I have a 2005 Itasca Spirit 24F Class C. Recently, the 110 outlet in the kitchen and the bathroom both stopped working - not sure if they both quit at once, since I almost never use the one in the bath, but the coffeepot not working became a pretty high priority issue. (before you all jump on me - yes, I did read through the recent similar thread but it didn't solve my problem) I've checked the circuit breakers on the charger unit and all are still on. I'm plugged into shore power and all other outlets and appliances work properly. According to online wiring diagrams, each of these bad outlets is at the end of a wire run, and are not wired in sequence with each other. I've also checked the GFCI outlet under the fridge and that isn't the issue. Being a self-help kinda guy, I pulled both outlets (after shutting off shore power) and checked the connections, which seem OK - although I'm not impressed with the quality of the outlets - knife-type connections rather than good solid screw connectors. I couldn't tell if I actually had power in the cable or not - didn't appear to be but I can't find my probe light. I'm not an electrician but I do understand most of the basics of wiring and I can't figure out what the problem is. Also, in spite of the wiring diagram, the kitchen outlet seems to be an in-line connection rather than the expected end of the line run. Any ideas? Do these type of outlets go bad? Thanks for your help
Wow - that was quick, and I think I figured it out myself. After re-reading all the posts on other threads, I went back out and checked the GFCI AGAIN, and found it had indeed tripped. Although I KNOW that wasn't the original problem since I had checked it multiple times, here's what I think happened. Both outlets had inadequate connections - thanks to those silly knife-press-to-fit kinda outlets - and my dismantling them and checking the connections apparently "fixed"the original problem, but also I somehow tripped the GFCI outlet. SO they didn't appear to be fixed when I checked them after I tightened the connecitons. After resetting the GFCI, all outlets check out fine with my tester light, so problem solved...... for now!

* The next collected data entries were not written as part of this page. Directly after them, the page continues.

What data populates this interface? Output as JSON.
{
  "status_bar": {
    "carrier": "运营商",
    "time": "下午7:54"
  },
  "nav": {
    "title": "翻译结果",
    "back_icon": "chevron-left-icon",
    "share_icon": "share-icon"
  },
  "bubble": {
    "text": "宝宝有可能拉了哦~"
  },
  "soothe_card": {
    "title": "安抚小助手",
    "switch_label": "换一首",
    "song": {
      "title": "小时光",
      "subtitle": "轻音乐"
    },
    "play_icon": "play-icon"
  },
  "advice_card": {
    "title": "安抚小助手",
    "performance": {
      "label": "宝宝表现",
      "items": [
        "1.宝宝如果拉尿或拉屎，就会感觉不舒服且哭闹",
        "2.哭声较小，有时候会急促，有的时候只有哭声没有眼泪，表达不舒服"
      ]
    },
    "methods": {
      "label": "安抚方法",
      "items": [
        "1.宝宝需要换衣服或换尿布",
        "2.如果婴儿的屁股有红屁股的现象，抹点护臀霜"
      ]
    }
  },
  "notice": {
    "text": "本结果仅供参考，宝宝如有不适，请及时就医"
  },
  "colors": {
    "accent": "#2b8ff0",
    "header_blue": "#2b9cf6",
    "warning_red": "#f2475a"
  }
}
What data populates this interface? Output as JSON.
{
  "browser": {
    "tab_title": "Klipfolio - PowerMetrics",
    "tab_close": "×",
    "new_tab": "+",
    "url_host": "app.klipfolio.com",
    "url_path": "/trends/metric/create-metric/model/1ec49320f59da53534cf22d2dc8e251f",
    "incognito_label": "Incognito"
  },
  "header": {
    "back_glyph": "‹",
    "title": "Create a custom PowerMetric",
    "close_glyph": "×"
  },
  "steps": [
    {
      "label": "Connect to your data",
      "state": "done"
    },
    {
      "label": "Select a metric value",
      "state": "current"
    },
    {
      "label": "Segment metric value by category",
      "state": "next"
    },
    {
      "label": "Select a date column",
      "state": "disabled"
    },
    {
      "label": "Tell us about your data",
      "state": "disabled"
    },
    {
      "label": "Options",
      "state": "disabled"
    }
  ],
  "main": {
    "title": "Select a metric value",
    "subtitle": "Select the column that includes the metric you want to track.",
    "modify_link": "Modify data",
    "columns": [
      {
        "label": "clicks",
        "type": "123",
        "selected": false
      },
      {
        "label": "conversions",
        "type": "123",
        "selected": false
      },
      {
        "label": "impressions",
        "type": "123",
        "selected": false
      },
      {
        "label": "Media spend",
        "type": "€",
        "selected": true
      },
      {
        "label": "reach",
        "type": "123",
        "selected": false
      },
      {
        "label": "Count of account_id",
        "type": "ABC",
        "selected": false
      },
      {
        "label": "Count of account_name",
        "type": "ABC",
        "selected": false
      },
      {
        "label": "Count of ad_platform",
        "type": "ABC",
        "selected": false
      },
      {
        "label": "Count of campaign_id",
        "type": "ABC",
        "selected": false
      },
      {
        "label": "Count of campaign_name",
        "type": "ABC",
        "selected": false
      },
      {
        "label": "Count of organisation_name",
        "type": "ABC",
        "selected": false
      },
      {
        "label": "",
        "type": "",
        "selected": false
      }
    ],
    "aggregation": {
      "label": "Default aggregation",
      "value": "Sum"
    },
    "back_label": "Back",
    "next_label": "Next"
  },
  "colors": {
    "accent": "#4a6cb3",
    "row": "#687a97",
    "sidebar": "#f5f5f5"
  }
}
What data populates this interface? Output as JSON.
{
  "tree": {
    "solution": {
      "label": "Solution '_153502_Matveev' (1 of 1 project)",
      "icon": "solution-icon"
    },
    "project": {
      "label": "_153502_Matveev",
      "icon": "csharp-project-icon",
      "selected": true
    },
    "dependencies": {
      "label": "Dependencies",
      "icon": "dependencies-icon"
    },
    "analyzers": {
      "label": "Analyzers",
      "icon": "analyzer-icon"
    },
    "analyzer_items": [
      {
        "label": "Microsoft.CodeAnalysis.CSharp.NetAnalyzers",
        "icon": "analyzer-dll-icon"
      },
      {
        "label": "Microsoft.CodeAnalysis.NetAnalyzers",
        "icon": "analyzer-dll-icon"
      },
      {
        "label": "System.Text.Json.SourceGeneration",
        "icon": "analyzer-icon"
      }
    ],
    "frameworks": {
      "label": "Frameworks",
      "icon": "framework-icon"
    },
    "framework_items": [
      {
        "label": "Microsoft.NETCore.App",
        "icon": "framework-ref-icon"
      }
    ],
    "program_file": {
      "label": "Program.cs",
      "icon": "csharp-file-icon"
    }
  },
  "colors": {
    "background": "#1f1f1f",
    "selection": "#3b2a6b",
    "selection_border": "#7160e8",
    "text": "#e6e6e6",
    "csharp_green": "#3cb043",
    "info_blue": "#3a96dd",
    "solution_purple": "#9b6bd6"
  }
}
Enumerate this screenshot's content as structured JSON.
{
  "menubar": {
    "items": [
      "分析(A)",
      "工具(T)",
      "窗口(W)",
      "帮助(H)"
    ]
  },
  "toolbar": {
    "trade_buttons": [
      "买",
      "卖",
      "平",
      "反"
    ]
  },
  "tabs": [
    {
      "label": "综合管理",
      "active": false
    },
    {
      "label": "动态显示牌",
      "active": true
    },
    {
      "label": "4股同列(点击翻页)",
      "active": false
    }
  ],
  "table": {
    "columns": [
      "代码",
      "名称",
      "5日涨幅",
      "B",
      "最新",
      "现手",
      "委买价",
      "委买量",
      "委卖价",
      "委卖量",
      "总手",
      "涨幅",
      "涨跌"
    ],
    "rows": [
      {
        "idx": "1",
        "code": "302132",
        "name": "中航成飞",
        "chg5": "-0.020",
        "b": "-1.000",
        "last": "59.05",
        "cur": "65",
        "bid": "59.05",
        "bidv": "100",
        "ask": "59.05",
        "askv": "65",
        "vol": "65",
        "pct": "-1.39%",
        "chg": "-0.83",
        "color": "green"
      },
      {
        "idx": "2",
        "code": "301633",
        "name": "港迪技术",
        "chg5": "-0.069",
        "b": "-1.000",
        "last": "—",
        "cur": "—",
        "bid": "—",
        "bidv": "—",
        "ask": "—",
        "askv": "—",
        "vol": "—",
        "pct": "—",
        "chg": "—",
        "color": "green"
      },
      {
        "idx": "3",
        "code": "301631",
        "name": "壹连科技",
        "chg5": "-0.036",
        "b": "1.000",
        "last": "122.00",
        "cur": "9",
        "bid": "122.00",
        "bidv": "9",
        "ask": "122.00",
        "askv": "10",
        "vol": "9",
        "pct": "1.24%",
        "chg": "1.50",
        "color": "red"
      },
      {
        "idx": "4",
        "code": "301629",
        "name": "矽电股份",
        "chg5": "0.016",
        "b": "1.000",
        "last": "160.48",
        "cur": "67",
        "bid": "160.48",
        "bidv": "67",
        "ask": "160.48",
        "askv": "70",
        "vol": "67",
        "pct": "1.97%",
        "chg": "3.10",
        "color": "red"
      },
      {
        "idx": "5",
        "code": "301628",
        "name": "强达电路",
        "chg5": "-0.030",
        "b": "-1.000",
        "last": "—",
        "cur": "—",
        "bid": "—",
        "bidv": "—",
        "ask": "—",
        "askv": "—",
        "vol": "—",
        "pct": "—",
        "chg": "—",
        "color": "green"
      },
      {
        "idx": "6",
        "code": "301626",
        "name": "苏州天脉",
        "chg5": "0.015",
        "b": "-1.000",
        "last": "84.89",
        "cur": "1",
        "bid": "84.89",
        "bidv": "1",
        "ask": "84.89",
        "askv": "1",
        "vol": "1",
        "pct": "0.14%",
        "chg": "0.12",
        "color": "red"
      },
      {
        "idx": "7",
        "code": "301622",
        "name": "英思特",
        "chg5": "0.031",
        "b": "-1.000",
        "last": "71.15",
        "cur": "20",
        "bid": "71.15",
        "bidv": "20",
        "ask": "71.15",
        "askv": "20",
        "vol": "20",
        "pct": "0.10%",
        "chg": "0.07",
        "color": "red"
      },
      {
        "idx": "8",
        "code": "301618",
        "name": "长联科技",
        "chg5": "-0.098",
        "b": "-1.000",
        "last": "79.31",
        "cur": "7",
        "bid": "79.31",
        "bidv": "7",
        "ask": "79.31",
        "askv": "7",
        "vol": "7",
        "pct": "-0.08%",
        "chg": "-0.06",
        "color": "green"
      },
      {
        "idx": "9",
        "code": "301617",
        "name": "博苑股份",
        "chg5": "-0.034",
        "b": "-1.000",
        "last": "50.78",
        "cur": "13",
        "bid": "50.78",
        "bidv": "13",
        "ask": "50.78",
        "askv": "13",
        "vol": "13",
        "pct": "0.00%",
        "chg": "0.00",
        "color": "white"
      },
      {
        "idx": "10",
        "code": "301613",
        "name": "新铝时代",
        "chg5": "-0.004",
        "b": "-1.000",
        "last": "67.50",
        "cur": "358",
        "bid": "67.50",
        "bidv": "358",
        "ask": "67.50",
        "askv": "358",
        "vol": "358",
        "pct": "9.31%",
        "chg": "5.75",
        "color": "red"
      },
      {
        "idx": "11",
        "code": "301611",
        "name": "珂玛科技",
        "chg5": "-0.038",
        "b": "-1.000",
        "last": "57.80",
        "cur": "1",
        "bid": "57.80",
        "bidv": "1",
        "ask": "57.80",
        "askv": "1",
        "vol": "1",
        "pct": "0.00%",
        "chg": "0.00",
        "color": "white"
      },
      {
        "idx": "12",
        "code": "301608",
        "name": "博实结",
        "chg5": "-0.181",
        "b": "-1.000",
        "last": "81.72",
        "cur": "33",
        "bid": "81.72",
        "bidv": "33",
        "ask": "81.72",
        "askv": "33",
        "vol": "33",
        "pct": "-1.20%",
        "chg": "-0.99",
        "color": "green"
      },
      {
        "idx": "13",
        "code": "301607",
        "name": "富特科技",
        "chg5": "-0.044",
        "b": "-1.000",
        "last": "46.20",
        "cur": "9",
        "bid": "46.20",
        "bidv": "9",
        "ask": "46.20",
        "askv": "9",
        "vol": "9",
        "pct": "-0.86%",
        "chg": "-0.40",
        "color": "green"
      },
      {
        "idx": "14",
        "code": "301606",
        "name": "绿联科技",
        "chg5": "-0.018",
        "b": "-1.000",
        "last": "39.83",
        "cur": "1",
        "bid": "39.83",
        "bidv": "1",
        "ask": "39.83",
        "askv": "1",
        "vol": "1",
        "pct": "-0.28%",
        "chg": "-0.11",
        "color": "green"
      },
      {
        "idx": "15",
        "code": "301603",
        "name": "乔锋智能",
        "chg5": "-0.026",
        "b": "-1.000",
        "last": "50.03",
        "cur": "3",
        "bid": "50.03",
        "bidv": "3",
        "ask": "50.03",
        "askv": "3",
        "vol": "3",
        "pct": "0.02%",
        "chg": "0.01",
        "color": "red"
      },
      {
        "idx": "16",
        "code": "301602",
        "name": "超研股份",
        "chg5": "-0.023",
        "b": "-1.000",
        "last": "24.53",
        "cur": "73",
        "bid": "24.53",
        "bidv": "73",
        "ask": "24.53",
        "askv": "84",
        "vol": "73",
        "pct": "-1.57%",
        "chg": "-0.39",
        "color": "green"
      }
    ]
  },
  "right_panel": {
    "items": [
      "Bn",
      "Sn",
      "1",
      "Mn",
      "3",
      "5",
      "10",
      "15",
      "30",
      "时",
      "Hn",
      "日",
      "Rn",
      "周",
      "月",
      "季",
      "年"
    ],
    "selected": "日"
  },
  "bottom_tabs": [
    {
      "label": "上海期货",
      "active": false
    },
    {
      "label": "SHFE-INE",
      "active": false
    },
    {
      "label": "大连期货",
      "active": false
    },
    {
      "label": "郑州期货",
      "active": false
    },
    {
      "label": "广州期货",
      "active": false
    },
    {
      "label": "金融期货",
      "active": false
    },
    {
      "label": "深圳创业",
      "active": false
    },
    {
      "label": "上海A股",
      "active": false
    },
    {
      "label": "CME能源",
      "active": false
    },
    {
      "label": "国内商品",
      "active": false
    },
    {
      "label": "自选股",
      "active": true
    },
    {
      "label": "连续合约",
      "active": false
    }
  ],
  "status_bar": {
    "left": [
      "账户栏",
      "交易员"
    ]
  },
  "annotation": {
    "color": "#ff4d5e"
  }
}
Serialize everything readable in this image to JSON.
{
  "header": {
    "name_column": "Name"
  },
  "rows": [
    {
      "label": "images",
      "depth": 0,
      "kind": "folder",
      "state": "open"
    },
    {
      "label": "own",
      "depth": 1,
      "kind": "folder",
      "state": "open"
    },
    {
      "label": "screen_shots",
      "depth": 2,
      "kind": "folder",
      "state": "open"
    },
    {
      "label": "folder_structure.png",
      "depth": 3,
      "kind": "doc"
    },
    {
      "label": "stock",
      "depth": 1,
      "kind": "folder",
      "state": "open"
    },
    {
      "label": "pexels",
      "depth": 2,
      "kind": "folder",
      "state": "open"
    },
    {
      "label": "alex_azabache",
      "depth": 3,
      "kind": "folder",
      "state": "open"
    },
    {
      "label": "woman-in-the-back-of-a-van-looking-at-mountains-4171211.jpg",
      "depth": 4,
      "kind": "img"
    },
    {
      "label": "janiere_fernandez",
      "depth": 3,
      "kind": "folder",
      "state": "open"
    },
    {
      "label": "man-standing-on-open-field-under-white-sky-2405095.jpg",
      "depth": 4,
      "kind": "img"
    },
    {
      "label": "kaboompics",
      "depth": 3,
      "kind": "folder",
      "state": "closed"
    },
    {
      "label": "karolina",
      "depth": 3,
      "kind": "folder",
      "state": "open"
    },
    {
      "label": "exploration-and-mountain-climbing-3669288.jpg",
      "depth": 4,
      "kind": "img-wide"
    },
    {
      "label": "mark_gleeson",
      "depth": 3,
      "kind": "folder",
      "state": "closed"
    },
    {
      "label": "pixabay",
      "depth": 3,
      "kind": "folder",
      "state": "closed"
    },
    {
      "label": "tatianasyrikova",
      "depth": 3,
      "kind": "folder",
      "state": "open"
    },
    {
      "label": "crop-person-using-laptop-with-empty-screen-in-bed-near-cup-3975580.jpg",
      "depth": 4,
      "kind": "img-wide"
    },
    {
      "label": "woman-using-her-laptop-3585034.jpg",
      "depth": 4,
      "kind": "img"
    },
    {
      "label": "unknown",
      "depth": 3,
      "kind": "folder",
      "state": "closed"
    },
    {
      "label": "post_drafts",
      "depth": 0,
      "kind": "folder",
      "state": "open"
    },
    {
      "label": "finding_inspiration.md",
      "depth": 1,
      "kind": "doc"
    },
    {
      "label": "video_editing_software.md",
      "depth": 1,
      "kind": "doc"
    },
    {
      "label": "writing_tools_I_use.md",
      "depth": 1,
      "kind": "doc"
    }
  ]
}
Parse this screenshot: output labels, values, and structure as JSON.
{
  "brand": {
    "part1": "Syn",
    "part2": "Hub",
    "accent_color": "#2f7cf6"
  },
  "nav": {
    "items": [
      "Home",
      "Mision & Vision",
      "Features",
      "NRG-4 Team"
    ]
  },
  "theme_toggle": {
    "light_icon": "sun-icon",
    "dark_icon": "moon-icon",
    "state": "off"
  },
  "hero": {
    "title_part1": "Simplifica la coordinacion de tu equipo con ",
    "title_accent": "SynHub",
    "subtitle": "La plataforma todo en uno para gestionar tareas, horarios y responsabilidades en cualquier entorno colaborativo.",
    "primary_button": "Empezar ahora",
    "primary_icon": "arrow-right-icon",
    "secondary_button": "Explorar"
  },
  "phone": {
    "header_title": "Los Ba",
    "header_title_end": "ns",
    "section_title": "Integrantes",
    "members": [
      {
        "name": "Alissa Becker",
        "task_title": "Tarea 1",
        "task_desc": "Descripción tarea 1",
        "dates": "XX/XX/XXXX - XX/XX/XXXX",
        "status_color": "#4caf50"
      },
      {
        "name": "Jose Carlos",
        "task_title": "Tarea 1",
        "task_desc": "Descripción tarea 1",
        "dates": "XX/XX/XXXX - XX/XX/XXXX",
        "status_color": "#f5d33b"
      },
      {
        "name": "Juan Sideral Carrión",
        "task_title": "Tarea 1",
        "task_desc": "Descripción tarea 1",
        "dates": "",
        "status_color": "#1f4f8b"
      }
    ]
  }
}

- I wouldn't be very inclined to trust a RV manufactures wiring diagram....
- Sometimes circuit breakers look on, but have actually tripped. So you may want to turn them off, then on, just to verify they are indeed on.
- I would think the kitchen and bath outlets would both be GFIC protected (required by code). And being they are both out would make me suspect they are on the same circuit. You may want to check out outside outlet (if you have one) as this too should be GFIC protected.
- You said you checked your GFI outlet under the refrigerator. Does this mean you checked the button or did you measure the voltage out of it (just plug in a lamp as a tester)?
- If you have power at your GFIC outlet, and it is the only GFIC outlet in your rig, then I would suspect the wiring between that GFIC outlet and the suspected outlets. You are correct; the outlets with the push in contacts are prone to failure. So maybe one of the outlets has failed (fortunately, they are easy enough to replace with good outlets).
The solution is there, it will just take some sleuthing to figure it out.
Outlets can wear out, but usually one socket in a duplex, not two or three duplex outlets at once. You have problems with connections somewhere. The outlets involved are probably on the same circuit, and it is probably protected by the GFCI under the fridge.
When I had problems in this particular circuit, similarly wired in the Itasca 29B, it turned out to be shorting of the connections on the back of the GFCI outlet, because of the way the outlet was stuffed into the shallow box. In my case, the breaker would trip spectacularly, so I knew I was dealing with a short. I found the location by checking continuity and resistances outlet by outlet, finding my way to the short. It was a short to the bare ground, rather than to neutral, so it didn't flip a breaker if my ground was not bonded by being plugged in.
Don't rule out the breaker tripping until you have flipped it and plugged in. The breakers in mine don't trip to an off position, movement is slight.
You may not have a short, but you could have an open. It is most likely at a connection, they can vibrate loose. Knife connections are used because they are less likely than screw terminals to fail in vibration environments, but they can still fail. For this reason, I would start with the screw terminal connections in the breaker box, ground and neutral busses as well as the hot, then work outlet to outlet looking for grounds and opens.
One way to check for a tripped breaker is to push the lever/handle towareds the on position. The breakers that are on and not tripped will not move, a tripped one will move a little towards the on position. To reset move the handle to the full off position then to on.
GFCI's are tricky too. We had a circuit off problem in our S&B. The garage and outdoor outlets would just go off for no reason that we could tell. Figured out that the guest bathroom GFCI was connected to the circuit and somehow it was occasionally off--maybe a ghost was resetting it--maybe we were and didn't connect that with the other outlet issues. We replaced the GFCI and the problem went away. We had an electrician wire them separately when he was here for another job to avoid the same problem in the future.